I’m sure I’m on the wrong track, but I can’t help it: most of the album is so resolutely sunny and full of good humor. Exhibit A: they pull a neat musical gag with the vocal arrangement of “What I See.” Black Flag’s original was a masterpiece of blind, contradictory teenage range, told with all the subtlety of a Monster Truck Rally: “I want to live! I wish I was dead!” The Projectors make a repetition of “I want to live” into a constant rhythmic whirr, reliable as a fan blade, then two measures later, “I wish I was dead,” which has a more syncopated, oddball phrasing. The contradiction is both more apparent in the phraseology, but more subtle in keeping with the theme of the quasi-reggae beat behind them. For this song and others like it, Rise Above reads more like a commentary on Black Flag’s posthumous audience than revitalization. This is given more credence for the fact that the Dirty Projectors have tweaked a few of the right beaks for their impudence. For that measure, it’s a fair question to ask if the smoldering cul-de-sac of hardcore is upset because of their insufficient reverence to the punk rock shibboleth or if, one suspects, its existence is some sort of cosmic mirror.
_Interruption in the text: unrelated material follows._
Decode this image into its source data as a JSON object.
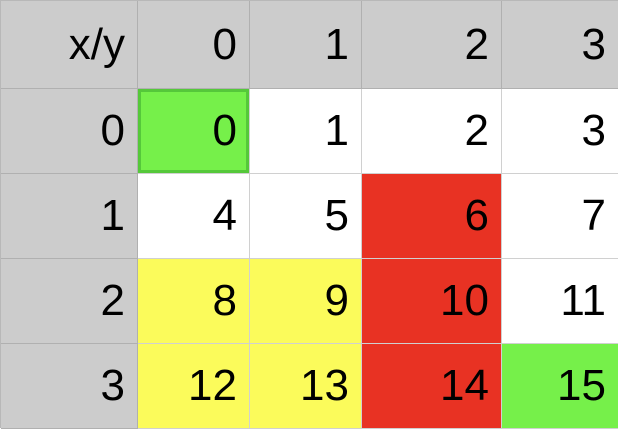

The joke being that Damaged has actually been rewritten countless times by some of their number.
Of course, that’s not really any worse than some of the albums in our archives that are rehashes of In the Aeroplane Under the Sea (1998) or Doolittle (1989). Which is why, finally, I’m taking a pass at grading Rise Above, even though at times it’s quite pleasant, musical and obviously accomplished, more so than any Dirty Projectors album I’ve yet heard. This could be the reviewer’s fault—unable to escape the penumbra of Damaged, even if I long to pop the air out of the zeppelin. Ultimately, I just can’t see this album in terms other than its conceit. In their attempt to give an album back its vitality, to render something that has been endlessly discussed and reified enjoyable again, they have made an album designed only to be discussed. It appeals only to the intellect, and to quote Borges again, “there is no exercise of the intellect which is not, in the final analysis, useless.”